Perguntas frequentes
O que significa Gemba?

Gemba significa o local real onde o trabalho acontece e o valor é criado. Em Engenharia pode ser um canteiro, instalação, sala de projeto, fluxo de revisão ou processo digital.

O que é uma Gemba Walk?

É uma prática de gestão para compreender o estado atual por observação direta e diálogo com quem executa o trabalho antes de formular uma solução.

Gemba Walk é a mesma coisa que inspeção?

Não. Inspeção verifica conformidade com requisitos; Gemba busca compreender como o processo realmente funciona e onde surgem dificuldades, desperdícios e condições anormais.

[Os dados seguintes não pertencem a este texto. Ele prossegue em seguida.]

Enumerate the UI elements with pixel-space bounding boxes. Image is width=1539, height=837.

Gemba pode ser aplicado fora da obra?

Sim. Pode ser usado em fluxos de projeto, revisão documental, procurement, RFIs, comissionamento, GED/CDE e outros processos de Engenharia.

Gemba substitui Site Survey?

Não. Site Survey é levantamento técnico de condições existentes. Gemba é uma prática de compreensão do trabalho. As duas atividades podem ocorrer no mesmo ambiente, mas têm objetivos e entregáveis diferentes.

Que dados devem ser coletados em uma Gemba Walk?

Depende do problema, mas podem incluir tempos, filas, WIP, retrabalho, restrições, interfaces, evidências visuais autorizadas, relatos das equipes e informações de sistemas.

Como Gemba se relaciona com Kaizen?

Gemba ajuda a compreender a realidade; Kaizen usa esse entendimento para testar contramedidas, medir resultados e consolidar melhorias.